Longest Landing Strip

Piconesia, a tropical island nation, is planning to build its very first airport. To accommodate the largest airplanes, the island intends to construct the longest possible landing strip that lies entirely within its boundaries. The island’s boundary is modeled as a polygon. Your task is to compute the length of the longest straight line segment (landing strip) that can be built on the island. This segment must not intersect the sea; however, it may touch or even run along the boundary of the island.

Note: The landing strip is allowed to lie on the polygon boundary. You can assume that the endpoints of an optimal landing strip are always points on the boundary (in fact, under these conditions, one of them will be a vertex of the polygon).

Figure A.1 (not included) illustrates an example where the thick line represents the longest possible landing strip.

Input Format: The first line contains an integer n (n ≥ 3) that indicates the number of vertices of the polygon. The next n lines each contain two space‐separated numbers specifying the x and y coordinates of the polygon’s vertices given in order (either clockwise or counterclockwise).

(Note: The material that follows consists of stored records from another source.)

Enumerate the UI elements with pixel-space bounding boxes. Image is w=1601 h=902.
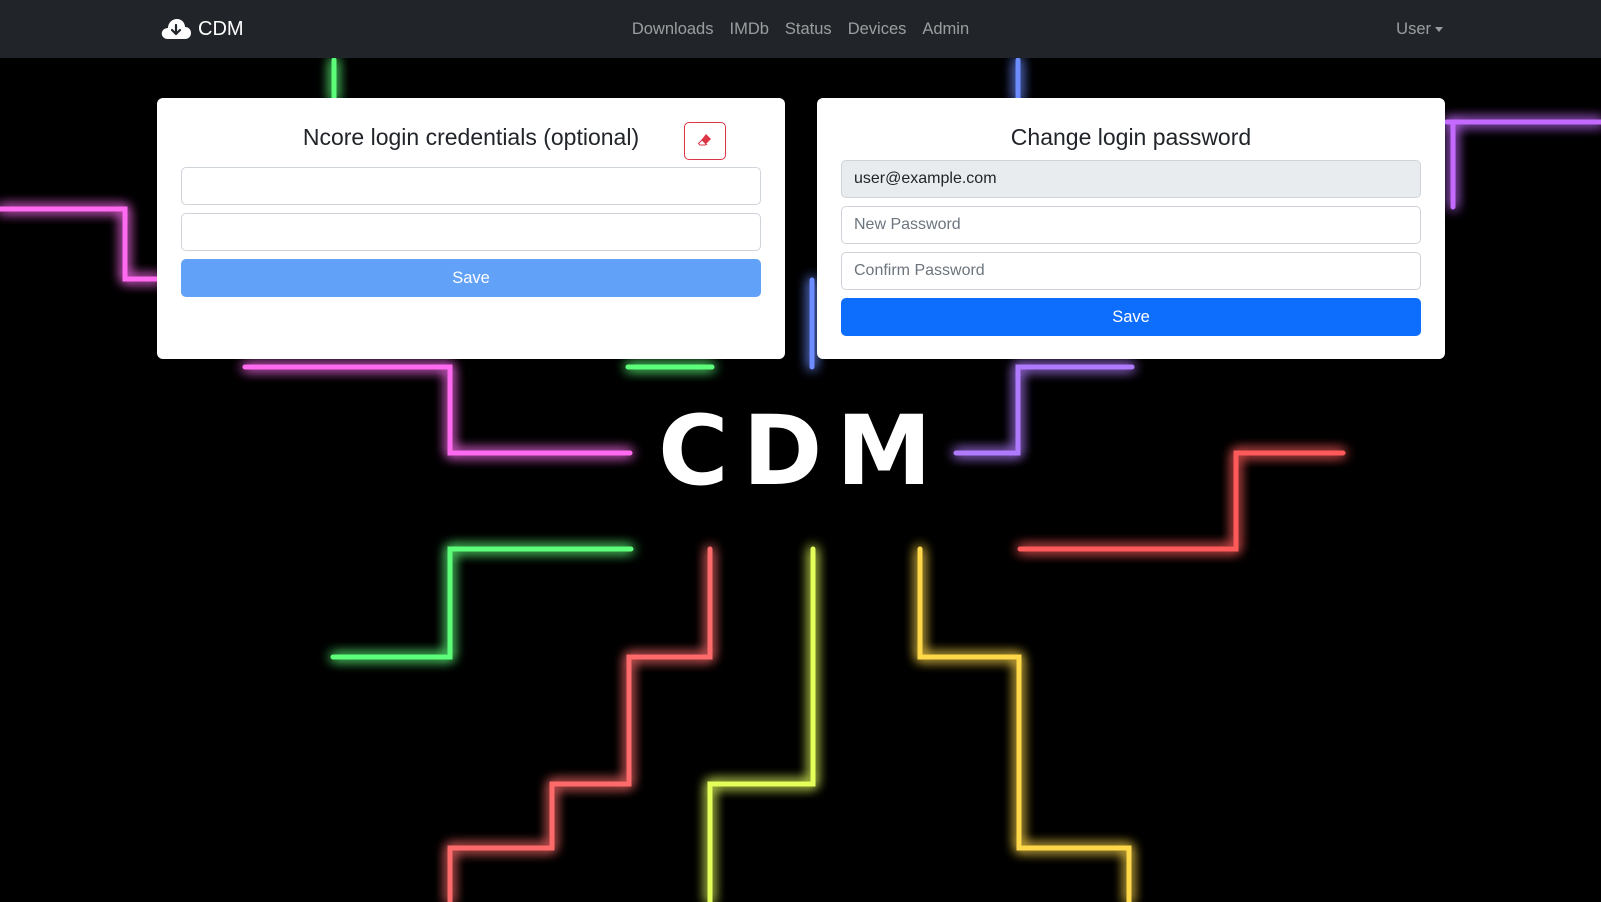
email-field (841, 160, 1421, 198)
new-password-field[interactable] (841, 206, 1421, 244)
change-password-card: Change login password Save (817, 98, 1445, 359)
brand-name: CDM (198, 17, 244, 40)
ncore-credentials-card: Ncore login credentials (optional) Save (157, 98, 785, 359)
nav-link-status[interactable]: Status (777, 0, 840, 58)
brand-link[interactable]: CDM (160, 14, 244, 44)
nav-link-downloads[interactable]: Downloads (624, 0, 722, 58)
cloud-download-icon (160, 17, 192, 41)
ncore-password-field[interactable] (181, 213, 761, 251)
user-dropdown[interactable]: User (1396, 0, 1443, 58)
eraser-icon (697, 132, 713, 151)
ncore-username-field[interactable] (181, 167, 761, 205)
nav-link-admin[interactable]: Admin (914, 0, 977, 58)
top-navbar: CDM Downloads IMDb Status Devices Admin … (0, 0, 1601, 58)
nav-link-devices[interactable]: Devices (840, 0, 915, 58)
nav-link-imdb[interactable]: IMDb (721, 0, 776, 58)
caret-down-icon (1435, 26, 1443, 32)
erase-credentials-button[interactable] (684, 122, 726, 160)
background-logo: CDM (658, 395, 946, 507)
ncore-save-button[interactable]: Save (181, 259, 761, 297)
confirm-password-field[interactable] (841, 252, 1421, 290)
password-save-button[interactable]: Save (841, 298, 1421, 336)
user-dropdown-label: User (1396, 20, 1431, 38)
change-password-title: Change login password (1010, 124, 1252, 150)
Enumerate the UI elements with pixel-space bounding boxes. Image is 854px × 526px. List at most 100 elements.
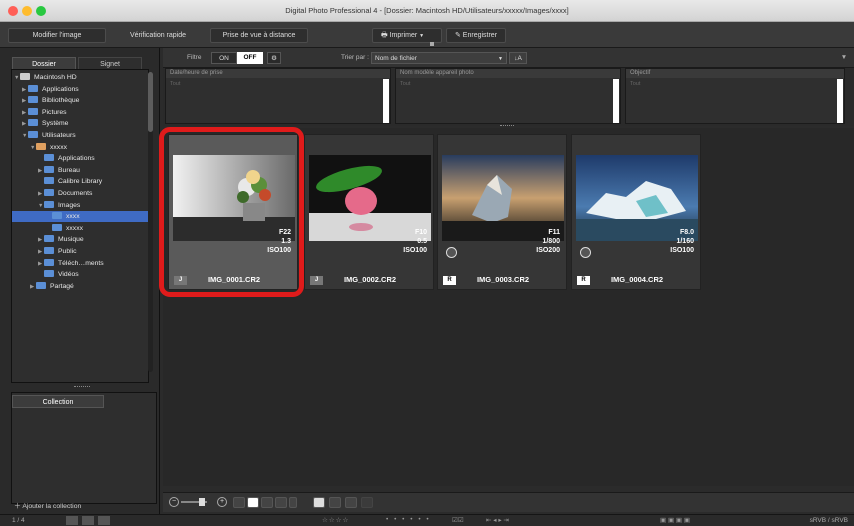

Output Format: Output a single line containing the length of the longest landing strip that can be built on the island. Your answer is considered correct if its absolute or relative error does not exceed 10^-6.

inputFormat

The first line contains an integer n (n ≥ 3) – the number of vertices of the polygon.
Each of the following n lines contains two real numbers (or integers) representing the x and y coordinates of the vertices in order.

outputFormat

Output a single floating-point number: the maximum length of a line segment that can be placed inside or on the boundary of the polygon. The answer must be accurate to at least 6 decimal places.

sample

3
0 0
3 0
0 4

5.000000